Civic initiatives in the Western Balkans have potential for social and political change
BELGRADE – Civic initiatives and protests have shown that many citizens in the region are deeply dissatisfied with the lack of accountability of ruling regimes and ready to actively engage in their societies, the conference said. Unlocking the potential for change through civic movements and initiatives”. – What do the latest developments in Serbia tell us”, organized by the European Fund for the Balkans (EFB).
The event was an opportunity to present the new report of the Balkan Policy Advisory Group in Europe (BiEPAG) on civic movements and initiatives in the region. According to this article, local civil initiatives and new forms of civic engagement prove worthy of attention to explore the potentials of democratization in the region.
“By focusing on tangible and concrete issues that affect citizens’ daily lives, they have a high mobilization potential and an ability to overcome ethnic divides and strengthen citizens’ sense of agency. Even with a limited impact achieved by rapid dissipation, they nevertheless create a new momentum in public discourse and collective memory, from which emerge the new structures of opportunity for possible future changes,” said in a BiEPAG brief.
The brief said the grassroots initiatives, in particular, demonstrate the potential for mobilization and real broader political and social change in the region.
The authors recommended that external actors, such as EU Member States supporting donors, can provide assistance for national and regional cooperation. Offering support and capacity building to social movements on whether to opt for critical oversight or run for office will be important in translating movement concerns into lasting change.
Vedran Dzihic, BiEPAG member of the Austrian Institute of International Affairs (Oiip) and one of the authors of the publication, believes that the institutions of the countries of the region have been captured and that the way of making decisions for the citizens is often locked. According to Džihić, the interests of small groups and elites are present between citizens and the state.
He added that the key energy of citizens, which is reflected in their growing participation in social movements, should translate into political change.
“The fundamental question is how to translate ‘stop’, ‘prevent’ and ‘save’ into politics. The next step is to translate the energy into political change. The authoritarian balance has disappointed expectations of democracy and the EU. 31% of citizens believe that only organized citizen action can bring change,” said Vedran Džihić.
He explains that the rise of the transnational far right is a threat to the Western Balkan region as well as to the EU.

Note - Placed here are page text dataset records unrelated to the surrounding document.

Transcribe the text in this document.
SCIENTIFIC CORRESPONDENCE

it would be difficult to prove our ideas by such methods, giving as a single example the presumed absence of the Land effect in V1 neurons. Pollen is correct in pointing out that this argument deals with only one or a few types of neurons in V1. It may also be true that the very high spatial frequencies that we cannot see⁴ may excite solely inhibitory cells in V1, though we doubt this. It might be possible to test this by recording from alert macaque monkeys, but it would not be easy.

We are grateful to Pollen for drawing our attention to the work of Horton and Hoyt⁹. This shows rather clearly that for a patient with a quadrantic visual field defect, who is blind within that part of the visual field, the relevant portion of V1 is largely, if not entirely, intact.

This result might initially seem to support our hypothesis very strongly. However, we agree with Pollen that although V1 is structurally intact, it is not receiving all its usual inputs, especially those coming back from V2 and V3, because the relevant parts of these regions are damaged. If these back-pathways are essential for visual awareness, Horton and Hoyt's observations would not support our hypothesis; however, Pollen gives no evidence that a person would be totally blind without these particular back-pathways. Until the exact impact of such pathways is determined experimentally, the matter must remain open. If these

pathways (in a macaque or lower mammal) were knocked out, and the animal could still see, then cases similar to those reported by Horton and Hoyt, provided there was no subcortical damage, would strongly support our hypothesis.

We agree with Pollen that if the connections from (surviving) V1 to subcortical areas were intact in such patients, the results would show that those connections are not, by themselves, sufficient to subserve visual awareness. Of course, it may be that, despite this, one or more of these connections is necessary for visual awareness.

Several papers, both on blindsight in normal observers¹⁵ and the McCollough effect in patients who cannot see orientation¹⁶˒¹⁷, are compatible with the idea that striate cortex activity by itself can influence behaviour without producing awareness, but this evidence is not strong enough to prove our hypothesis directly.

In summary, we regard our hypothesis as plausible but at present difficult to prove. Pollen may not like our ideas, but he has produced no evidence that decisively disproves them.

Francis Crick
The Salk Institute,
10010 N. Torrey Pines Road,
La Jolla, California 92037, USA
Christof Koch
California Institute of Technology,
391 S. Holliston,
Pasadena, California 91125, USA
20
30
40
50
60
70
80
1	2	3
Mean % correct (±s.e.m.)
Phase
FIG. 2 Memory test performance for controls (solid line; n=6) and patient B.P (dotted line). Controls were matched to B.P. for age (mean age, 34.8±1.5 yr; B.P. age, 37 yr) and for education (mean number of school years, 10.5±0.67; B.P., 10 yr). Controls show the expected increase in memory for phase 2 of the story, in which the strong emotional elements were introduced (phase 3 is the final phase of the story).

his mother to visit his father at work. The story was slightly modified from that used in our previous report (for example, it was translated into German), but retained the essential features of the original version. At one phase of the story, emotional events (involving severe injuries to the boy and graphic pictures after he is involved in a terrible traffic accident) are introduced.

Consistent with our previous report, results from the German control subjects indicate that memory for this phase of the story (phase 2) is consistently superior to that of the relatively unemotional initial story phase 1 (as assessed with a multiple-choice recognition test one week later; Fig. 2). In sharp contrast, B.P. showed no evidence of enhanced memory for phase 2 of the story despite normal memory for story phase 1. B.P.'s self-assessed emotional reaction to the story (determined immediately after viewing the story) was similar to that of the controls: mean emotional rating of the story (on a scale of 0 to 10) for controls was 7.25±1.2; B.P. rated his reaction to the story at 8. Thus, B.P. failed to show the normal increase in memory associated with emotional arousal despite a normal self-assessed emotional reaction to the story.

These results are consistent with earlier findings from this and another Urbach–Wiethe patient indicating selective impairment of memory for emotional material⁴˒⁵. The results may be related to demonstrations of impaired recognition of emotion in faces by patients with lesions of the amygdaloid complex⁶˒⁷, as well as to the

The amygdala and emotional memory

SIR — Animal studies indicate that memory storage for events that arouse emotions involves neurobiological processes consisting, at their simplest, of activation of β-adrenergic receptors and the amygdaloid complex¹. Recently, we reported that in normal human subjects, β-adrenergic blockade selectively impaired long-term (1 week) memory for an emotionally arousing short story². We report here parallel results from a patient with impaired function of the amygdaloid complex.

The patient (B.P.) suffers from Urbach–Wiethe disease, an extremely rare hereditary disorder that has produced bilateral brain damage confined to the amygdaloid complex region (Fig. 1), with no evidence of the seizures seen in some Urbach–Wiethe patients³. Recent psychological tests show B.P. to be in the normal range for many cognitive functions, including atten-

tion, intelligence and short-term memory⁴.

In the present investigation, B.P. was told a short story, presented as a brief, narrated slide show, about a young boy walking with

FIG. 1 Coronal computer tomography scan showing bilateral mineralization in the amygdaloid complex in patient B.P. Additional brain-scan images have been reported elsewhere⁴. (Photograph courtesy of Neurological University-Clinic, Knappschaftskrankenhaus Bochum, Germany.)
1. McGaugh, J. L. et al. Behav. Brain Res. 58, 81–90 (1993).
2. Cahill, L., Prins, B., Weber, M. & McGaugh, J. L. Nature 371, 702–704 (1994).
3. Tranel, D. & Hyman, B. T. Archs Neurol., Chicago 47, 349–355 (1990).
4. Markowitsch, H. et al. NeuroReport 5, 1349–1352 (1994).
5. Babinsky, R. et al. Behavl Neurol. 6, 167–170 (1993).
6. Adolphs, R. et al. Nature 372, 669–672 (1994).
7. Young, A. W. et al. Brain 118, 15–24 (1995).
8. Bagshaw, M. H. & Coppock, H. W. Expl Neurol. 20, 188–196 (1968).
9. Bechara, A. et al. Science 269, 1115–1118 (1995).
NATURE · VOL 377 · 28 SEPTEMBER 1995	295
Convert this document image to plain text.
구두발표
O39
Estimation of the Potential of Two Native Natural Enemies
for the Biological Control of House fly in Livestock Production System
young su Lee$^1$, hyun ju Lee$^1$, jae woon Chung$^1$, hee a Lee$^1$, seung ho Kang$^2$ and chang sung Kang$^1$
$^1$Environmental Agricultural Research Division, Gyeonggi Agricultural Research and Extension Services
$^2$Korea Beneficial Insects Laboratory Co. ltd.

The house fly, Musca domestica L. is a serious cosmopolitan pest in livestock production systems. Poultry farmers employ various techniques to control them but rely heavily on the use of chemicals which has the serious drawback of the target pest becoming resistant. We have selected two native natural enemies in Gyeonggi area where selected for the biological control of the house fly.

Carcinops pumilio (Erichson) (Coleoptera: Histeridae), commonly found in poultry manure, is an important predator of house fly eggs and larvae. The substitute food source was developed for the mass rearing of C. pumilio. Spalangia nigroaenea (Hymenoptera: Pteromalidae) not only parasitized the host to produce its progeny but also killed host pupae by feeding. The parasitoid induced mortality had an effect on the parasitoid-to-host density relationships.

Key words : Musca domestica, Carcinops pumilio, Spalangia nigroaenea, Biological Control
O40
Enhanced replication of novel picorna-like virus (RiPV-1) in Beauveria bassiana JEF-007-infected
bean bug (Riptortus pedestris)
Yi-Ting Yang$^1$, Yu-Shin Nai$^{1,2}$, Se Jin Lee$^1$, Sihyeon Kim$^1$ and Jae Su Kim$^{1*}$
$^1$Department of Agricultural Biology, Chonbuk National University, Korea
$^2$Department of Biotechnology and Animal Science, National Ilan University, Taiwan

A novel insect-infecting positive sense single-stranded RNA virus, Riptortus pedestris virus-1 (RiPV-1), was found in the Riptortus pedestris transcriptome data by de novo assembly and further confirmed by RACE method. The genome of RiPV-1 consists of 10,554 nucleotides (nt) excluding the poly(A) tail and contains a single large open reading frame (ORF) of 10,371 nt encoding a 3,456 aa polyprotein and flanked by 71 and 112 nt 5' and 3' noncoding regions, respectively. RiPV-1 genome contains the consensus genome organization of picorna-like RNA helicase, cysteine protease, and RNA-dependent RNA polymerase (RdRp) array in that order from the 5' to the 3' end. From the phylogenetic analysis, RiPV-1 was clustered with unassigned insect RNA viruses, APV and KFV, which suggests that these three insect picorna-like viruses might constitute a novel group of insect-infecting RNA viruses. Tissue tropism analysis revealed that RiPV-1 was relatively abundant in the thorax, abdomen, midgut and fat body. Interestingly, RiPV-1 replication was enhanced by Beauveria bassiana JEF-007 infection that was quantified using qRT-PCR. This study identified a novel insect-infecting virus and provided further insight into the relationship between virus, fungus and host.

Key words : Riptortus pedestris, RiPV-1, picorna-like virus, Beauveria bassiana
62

“Our BiEPAG brief highlights that civic initiatives and movements are the main forces for democratization. After decades of failures for democratic change led by different actors, be it the EU or governments, citizen mobilization is seen as a key,” said Džihić, adding that the region has not yet reached the point where the EU decides with one voice.
Bojana Selakovicdirector of the Civic Initiatives program, says that protests against the authorities in Serbia today are much more complicated than they were in the 1990s, because the Serbian government is now officially supported by the international community.
Selaković believes that the last environmental protests in Serbia were protests for the rule of law.
“Environmental protests in Serbia are essentially protests against the rule of law. There is no trust in institutions, and trust is an important element for any change,” Selaković said.
She mentioned that the Serbian government attacked freedom of assembly.
“Freedom of assembly is one of the fundamental human rights and people should not be fined for protesting. During the environmental protest, all police stations did the same, trying to punish citizens with traffic fines, which was against the law on public gatherings. Građanske offered legal support and we will continue to protect civil rights,” says Bojana Selaković.
Marina Pavlic An activist from the Kreni-Promeni Initiative said that the latest protests in Serbia have shown that people have power and citizens must remember that everything is up to them.
According to Pavlić, the government is afraid of too much democracy, but when the government does not act as a service to the people, it faces the problem of mass protests and pressure to meet the protester’s demands.
“The energy is there, we just need to channel it. We’re done with the narrative that whatever we do, everything will stay the same. The institutions aren’t doing their job, and it shouldn’t be like that. , they get paid, we (the citizens) pay them and we have to push them to do their job,” says Pavlić.
Activist Miran Pogacar stresses that close authentic communication and organized joint action must confront populist PR and Twitter activism, adding that people need new political parties and new politics.
“The protests were sparked by inappropriate use of force by the government and thugs. People who run political parties only do public relations instead of leading and organizing citizens. People need new political parties and new politics,” concludes Pogačar.